What you should notice

Confidence about wrong answers actively destroys trust over time: users who get a confident wrong answer and discover it become skeptical of every confident answer after that. Hedging trades some perceived authority on individual answers for calibration, the user learns that this app’s confident assertions are usually right and its hedged assertions are areas to verify. The aggregate signal becomes more useful, which is a better trust trade than maximizing single-answer confidence. This is the same calibration-over-confidence trade you saw in evaluation discipline elsewhere in the fleet.

Part C (reasoning). Why is “recoverable failure” specifically a LUI pattern rather than a generic UX pattern?

What you should notice

Failures in LUIs are multi-modal in a way conventional failures are not: the API can time out, the retrieval can miss, the model can refuse (scope-honest from lesson 5), the model can produce malformed output, the rate limit can hit. Each of those is a different failure with a different recovery, and each is far more common than in a button-and-form app where most failures are network errors. The generic “show an error banner” pattern hides that multi-modal nature; recoverable failure surfaces it (“the model timed out / nothing in our docs matched / I can answer in-scope questions”) so the user knows what to do next.

Flashcards

Nine cards. Click any card to reveal the answer. Use the Print flashcards button to lay the set out one card per page for offline review.

Q. Why is streaming the biggest UX win?

5 seconds of blank waiting feels slow; the same 5 seconds with tokens streaming from second 1 feels fast. The model generates one token at a time anyway; turning that on in the UI is small code + huge perceived improvement.

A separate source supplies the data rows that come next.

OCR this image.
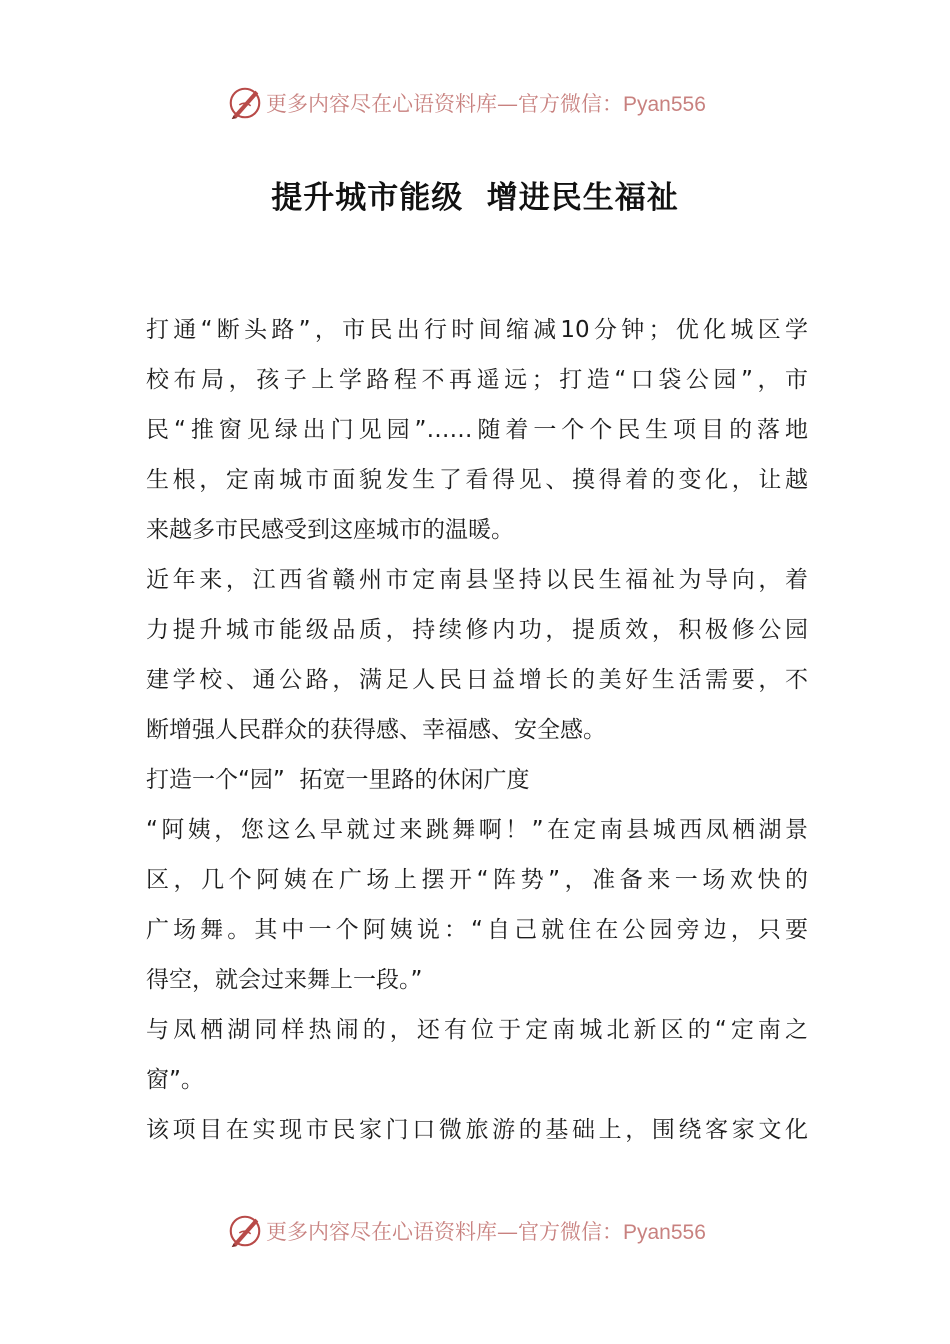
更多内容尽在心语资料库—官方微信：Pyan556
提升城市能级  增进民生福祉
打通“断头路”，市民出行时间缩减10分钟；优化城区学
校布局，孩子上学路程不再遥远；打造“口袋公园”，市
民“推窗见绿出门见园”……随着一个个民生项目的落地
生根，定南城市面貌发生了看得见、摸得着的变化，让越
来越多市民感受到这座城市的温暖。
近年来，江西省赣州市定南县坚持以民生福祉为导向，着
力提升城市能级品质，持续修内功，提质效，积极修公园
建学校、通公路，满足人民日益增长的美好生活需要，不
断增强人民群众的获得感、幸福感、安全感。
打造一个“园”  拓宽一里路的休闲广度
“阿姨，您这么早就过来跳舞啊！”在定南县城西凤栖湖景
区，几个阿姨在广场上摆开“阵势”，准备来一场欢快的
广场舞。其中一个阿姨说：“自己就住在公园旁边，只要
得空，就会过来舞上一段。”
与凤栖湖同样热闹的，还有位于定南城北新区的“定南之
窗”。
该项目在实现市民家门口微旅游的基础上，围绕客家文化
更多内容尽在心语资料库—官方微信：Pyan556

Q. What does streaming need beyond rendering tokens?

A thinking indicator before TTFT (so the pre-token gap isn’t a perceived hang), append-as-they-arrive rendering, and a Stop button (user halts; saves cost). All three together = the full streaming pattern.

Q. Three benefits of citations?

Users can verify (claim -> evidence), failures become debuggable (wrong answer often = wrong retrieval, traceable via citation), and trust calibrates over time (the app shows sources, so unsourced answers stand out).

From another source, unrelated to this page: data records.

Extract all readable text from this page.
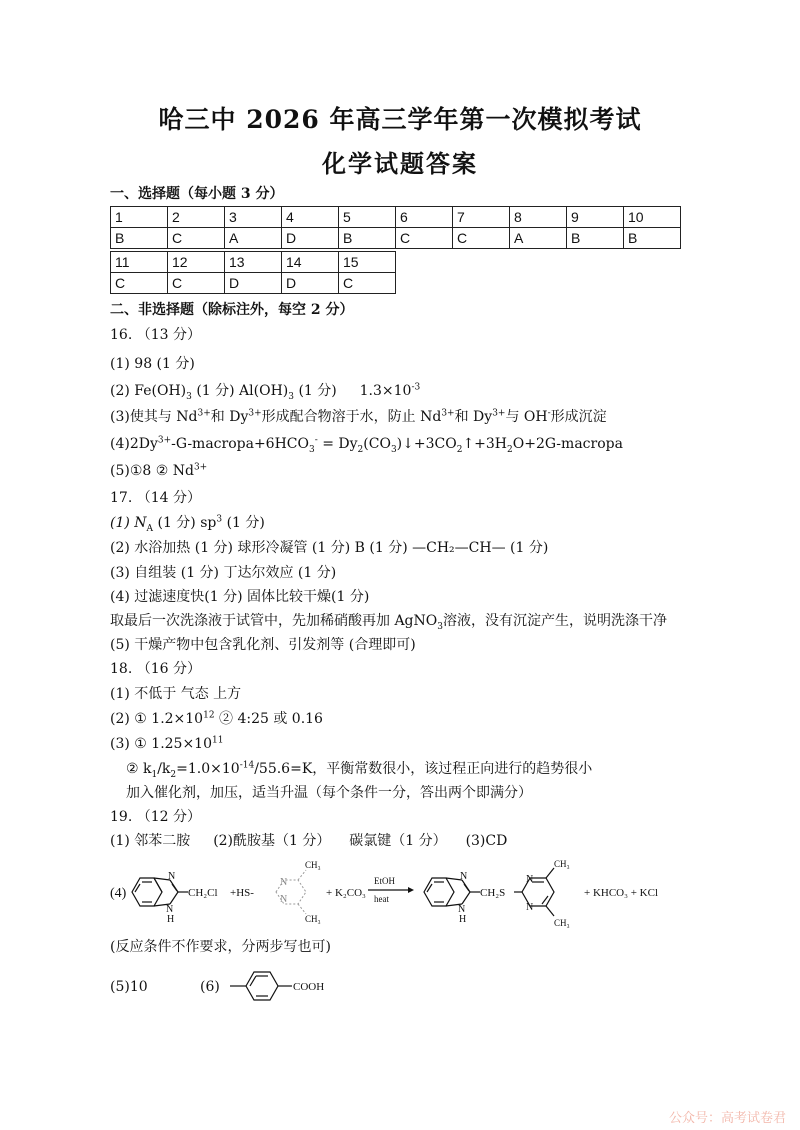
哈三中 2026 年高三学年第一次模拟考试
化学试题答案
一、选择题（每小题 3 分）
1	2	3	4	5	6	7	8	9	10
B	C	A	D	B	C	C	A	B	B
11	12	13	14	15
C	C	D	D	C
二、非选择题（除标注外，每空 2 分）
16. （13 分）
(1) 98 (1 分)
(2) $Fe(OH)_3$ (1 分) $Al(OH)_3$ (1 分) $1.3\times 10^{-3}$
(3)使其与 $Nd^{3+}$和 $Dy^{3+}$形成配合物溶于水，防止 $Nd^{3+}$和 $Dy^{3+}$与 OH-形成沉淀
$(4)2Dy^{3+}-G-macropa+6HCO_3^-$ = $Dy_2(CO_3)↓+3CO_2↑+3H_2O+2G$-macropa
(5)①8 ② $Nd^{3+}$
17. （14 分）
(1) $N_A$ (1 分) $sp^3$ (1 分)
(2) 水浴加热 (1 分) 球形冷凝管 (1 分) B (1 分) —CH₂—CH— (1 分)
(3) 自组装 (1 分) 丁达尔效应 (1 分)
(4) 过滤速度快(1 分) 固体比较干燥(1 分)
取最后一次洗涤液于试管中，先加稀硝酸再加 AgNO$_3$溶液，没有沉淀产生，说明洗涤干净
(5) 干燥产物中包含乳化剂、引发剂等 (合理即可)
18. （16 分）
(1) 不低于 气态 上方
(2) ① $1.2\times 10^{12}$ ② 4:25 或 0.16
(3) ① $1.25\times 10^{11}$
② $k_1/k_2=1.0\times 10^{-14}/55.6=K$，平衡常数很小，该过程正向进行的趋势很小
加入催化剂，加压，适当升温（每个条件一分，答出两个即满分）
19. （12 分）
(1) 邻苯二胺 (2)酰胺基（1 分） 碳氯键（1 分） (3)CD
(4)
N
N
H
CH₂Cl +HS-
N
N
CH₃
CH₃
+ K₂CO₃
EtOH
heat
N
N
H
CH₂S
N
N
CH₃
CH₃
+ KHCO₃ + KCl
(反应条件不作要求，分两步写也可)
(5)10	(6)	COOH
公众号：高考试卷君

Q. What does regeneration treat as a feature, and what's its branching variant?

Model non-determinism (same prompt + params -> different responses), turned into a Regenerate button. Branching: let the user edit a prior message and re-run from there, producing a parallel conversation branch. Handles “asked the wrong question first” cleanly.

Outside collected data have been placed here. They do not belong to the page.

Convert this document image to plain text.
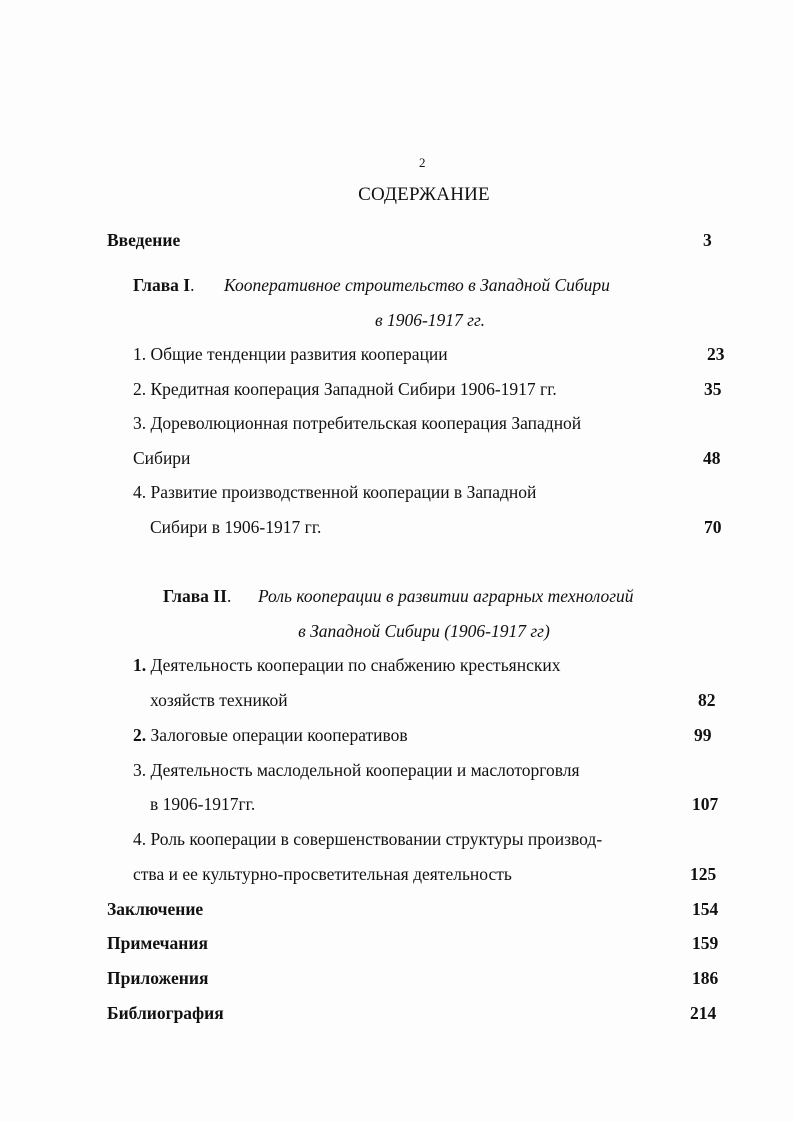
2
СОДЕРЖАНИЕ
Введение	3
Глава I. Кооперативное строительство в Западной Сибири
в 1906-1917 гг.
1. Общие тенденции развития кооперации	23
2. Кредитная кооперация Западной Сибири 1906-1917 гг.	35
3. Дореволюционная потребительская кооперация Западной
Сибири	48
4. Развитие производственной кооперации в Западной
Сибири в 1906-1917 гг.	70
Глава II. Роль кооперации в развитии аграрных технологий
в Западной Сибири (1906-1917 гг)
1. Деятельность кооперации по снабжению крестьянских
хозяйств техникой	82
2. Залоговые операции кооперативов	99
3. Деятельность маслодельной кооперации и маслоторговля
в 1906-1917гг.	107
4. Роль кооперации в совершенствовании структуры производ-
ства и ее культурно-просветительная деятельность	125
Заключение	154
Примечания	159
Приложения	186
Библиография	214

Q. Why is hedging the right discipline, even when uncomfortable?

Confident wrong destroys long-term trust; hedged uncertainty preserves it. Trades some single-answer authority for calibration: users learn confident claims are usually right and hedged ones need checking, which is a more useful aggregate signal.

Q. What is recoverable failure, and the four moves it requires?

A failure mode the user can understand and act on. (1) Legible failure message (timeout vs no-context vs out-of-scope vs refusal). (2) Recovery action (retry, rephrase). (3) Preserve user input. (4) Log everything for debugging.

Q. Supporting UX details beyond the five core patterns?

Strong input affordances + example questions; markdown rendering; code blocks with copy; conversation persistence; latency-masking status lines (“Searching documents…”); skeleton UI while retrieval runs; staged output.

Q. What does this lesson NOT cover?

Content policy (what should the model refuse?), moderation, labeling AI-generated content, similar policy questions. Real but out of scope here; this lesson is interaction-design patterns for usability, not policy.

Q. Why is recoverable failure specifically a LUI pattern?

LUI failures are multi-modal (timeout vs retrieval miss vs refusal vs malformed output vs rate limit), each needing a different recovery. Generic “show an error banner” hides that; recoverable failure surfaces the specific failure so the user knows what to do.